Employer argues that claimant’s allergic contact dermatitis is not compensable under Code § 65.2-400, because it was caused by cumulative exposure over an extended time to certain fresh flowers at her employment.4 I agree.
A claimant seeking benefits under the Act must prove either “an injury by accident or an occupational disease ‘arising out of and in the course of the employment.’ ” Holly Farms Foods, Inc. v. Carter, 15 Va.App. 29, 37, 422 S.E.2d 165, 169 (1992) (quoting Code § 65.2-101). Noting that the definition of a compensable “injury” or “disease” had created difficulties in previous cases, the Virginia Supreme Court in The Stenrieh Group v. Jemmott, 251 Va. 186, 199, 467 S.E.2d 795, 802 (1996), spoke clearly in enunciating the rule regarding gradually incurred impairments. The Court unequivocally stated that “job-related impairments resulting from cumulative trauma caused by repetitive motion, however labeled or however defined, are, as a matter of law, not compensable under the present provisions of the Act.” Id. “We are bound by decisions of the Supreme Court of Virginia and are without authority to *477overrule them.” Roane v. Roane, 12 Va.App. 989, 993, 407 S.E.2d 698, 700 (1991).
In Allied Fibers v. Rhodes, 23 Va.App. 101, 474 S.E.2d 829 (1996), we held that a gradually incurred hearing loss was not compensable as an occupational disease. We based this decision on the Virginia Supreme Court’s “ ‘clear refusal to broaden the scope of the Act to include job-related impairments arising from repetitive motion or cumulative trauma.’ ” Id. at 104, 474 S.E.2d at 830 (quoting Jemmott, 251 Va. at 199, 467 S.E.2d at 802) (citations omitted). We found the holding in Jemmott “clear and unequivocal, [leaving] no doubt that in Virginia cumulative trauma conditions, regardless of whether they are caused by repetitive motion, are not compensable under the Act.” Rhodes, 23 Va.App. at 104, 474 S.E.2d at 830.
Similarly, in United Airlines v. Walter, 24 Va.App. 394, 396-97, 482 S.E.2d 849, 850 (1997), we held that the claimant’s “photosensitivity, resulting from cumulative exposure to radiation by fluorescent lights, [was] a gradually incurred injury and not an industrial disease within the meaning of the Workers’ Compensation Act.” Therefore, under Rhodes and Jemmott, it was not compensable.

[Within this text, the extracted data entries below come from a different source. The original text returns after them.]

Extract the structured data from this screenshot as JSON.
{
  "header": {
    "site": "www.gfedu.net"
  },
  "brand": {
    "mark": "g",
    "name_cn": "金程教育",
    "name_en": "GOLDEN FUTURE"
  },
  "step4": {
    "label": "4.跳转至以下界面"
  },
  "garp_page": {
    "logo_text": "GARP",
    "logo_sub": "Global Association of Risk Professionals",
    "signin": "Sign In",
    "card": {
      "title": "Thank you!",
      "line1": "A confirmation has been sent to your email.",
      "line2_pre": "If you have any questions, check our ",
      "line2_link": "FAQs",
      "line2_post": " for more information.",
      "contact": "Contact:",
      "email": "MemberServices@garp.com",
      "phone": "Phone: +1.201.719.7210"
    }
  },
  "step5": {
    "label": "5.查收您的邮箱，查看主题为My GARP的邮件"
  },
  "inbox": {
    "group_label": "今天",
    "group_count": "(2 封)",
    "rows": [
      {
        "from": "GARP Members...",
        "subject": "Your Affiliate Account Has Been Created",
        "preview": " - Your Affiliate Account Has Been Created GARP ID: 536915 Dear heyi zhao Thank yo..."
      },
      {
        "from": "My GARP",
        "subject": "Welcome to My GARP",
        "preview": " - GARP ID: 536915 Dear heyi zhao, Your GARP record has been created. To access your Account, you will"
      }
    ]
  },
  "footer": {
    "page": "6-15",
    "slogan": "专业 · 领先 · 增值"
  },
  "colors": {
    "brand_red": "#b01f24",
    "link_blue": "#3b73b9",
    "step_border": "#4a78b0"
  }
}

“[T]he doctrine of stare decisis is more than a mere cliche.” Selected Risks Ins. Co. v. Dean, 233 Va. 260, 265, 355 S.E.2d 579, 581 (1987) (citation omitted). “Under the rule of stare decisis, a decision by a panel of this court is an established precedent.” Robinson v. Commonwealth, 13 Va.App. 540, 543, 413 S.E.2d 661, 662 (1992). We are not at liberty to ignore our holdings in Rhodes and Walter.

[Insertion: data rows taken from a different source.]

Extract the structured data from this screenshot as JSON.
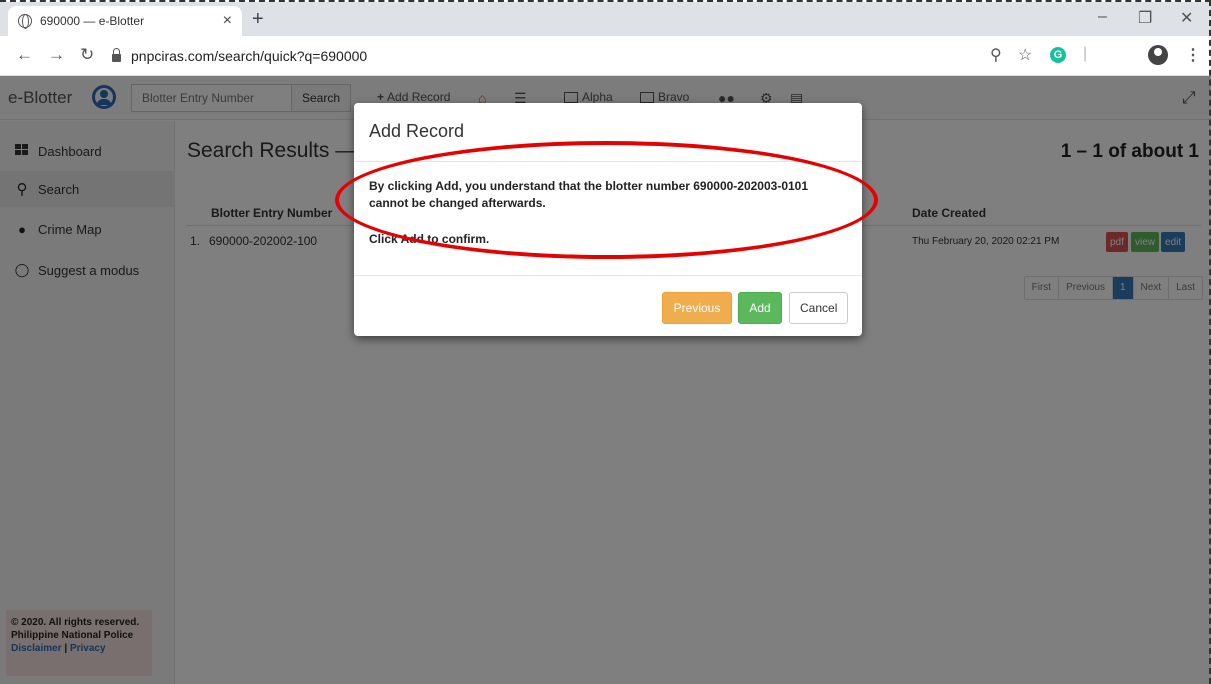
{
  "browser": {
    "tab_title": "690000 — e-Blotter",
    "tab_close": "×",
    "new_tab": "+",
    "url": "pnpciras.com/search/quick?q=690000",
    "grammarly": "G"
  },
  "navbar": {
    "brand": "e-Blotter",
    "search_placeholder": "Blotter Entry Number",
    "search_button": "Search",
    "add_record": "Add Record",
    "alpha": "Alpha",
    "bravo": "Bravo"
  },
  "sidebar": {
    "items": [
      {
        "label": "Dashboard",
        "icon": "grid-icon"
      },
      {
        "label": "Search",
        "icon": "search-icon"
      },
      {
        "label": "Crime Map",
        "icon": "map-marker-icon"
      },
      {
        "label": "Suggest a modus",
        "icon": "lightbulb-icon"
      }
    ],
    "footer": {
      "copyright": "© 2020. All rights reserved.",
      "org": "Philippine National Police",
      "disclaimer": "Disclaimer",
      "separator": " | ",
      "privacy": "Privacy"
    }
  },
  "main": {
    "title": "Search Results —",
    "count": "1 – 1 of about 1",
    "columns": {
      "entry": "Blotter Entry Number",
      "date": "Date Created"
    },
    "rows": [
      {
        "index": "1.",
        "entry": "690000-202002-100",
        "date": "Thu February 20, 2020 02:21 PM"
      }
    ],
    "row_actions": {
      "pdf": "pdf",
      "view": "view",
      "edit": "edit"
    },
    "pager": {
      "first": "First",
      "previous": "Previous",
      "current": "1",
      "next": "Next",
      "last": "Last"
    }
  },
  "modal": {
    "title": "Add Record",
    "message": "By clicking Add, you understand that the blotter number 690000-202003-0101 cannot be changed afterwards.",
    "confirm": "Click Add to confirm.",
    "buttons": {
      "previous": "Previous",
      "add": "Add",
      "cancel": "Cancel"
    }
  },
  "colors": {
    "annotation": "#e60000",
    "primary": "#337ab7",
    "success": "#5cb85c",
    "warning": "#f0ad4e",
    "danger": "#d9534f"
  }
}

In the instant case, the record demonstrates that claimant’s gradually incurred condition resulted from repeatedly touching alstroemeria and tulips at work. The clear rule from Jemmott and its progeny mandates reversal of the commission’s award.5 Thus, claimant’s impairment, “resulting from *478cumulative trauma ... however labeled or however defined, [is], as a matter of law, not compensable under the present provisions of the Act.” Jemmott, 251 Va. at 199, 467 S.E.2d at 802.
For the foregoing reasons, I would reverse.
. Employer does not dispute that claimant’s evidence satisfies the requirements listed in Code § 65.2-400 regarding causation.
. The majority attempts to distinguish the instant case from Walter by limiting Walter to its facts. However, the claimant in Walter developed a skin condition, among other things, from cumulative exposure to *478radiation. Here claimant developed a skin condition from cumulative exposure to chemicals in certain flowers. The absence in Walter of as detailed an account of the physiology of immunological reactions as the majority provides does not render Walter inapplicable to the facts before us.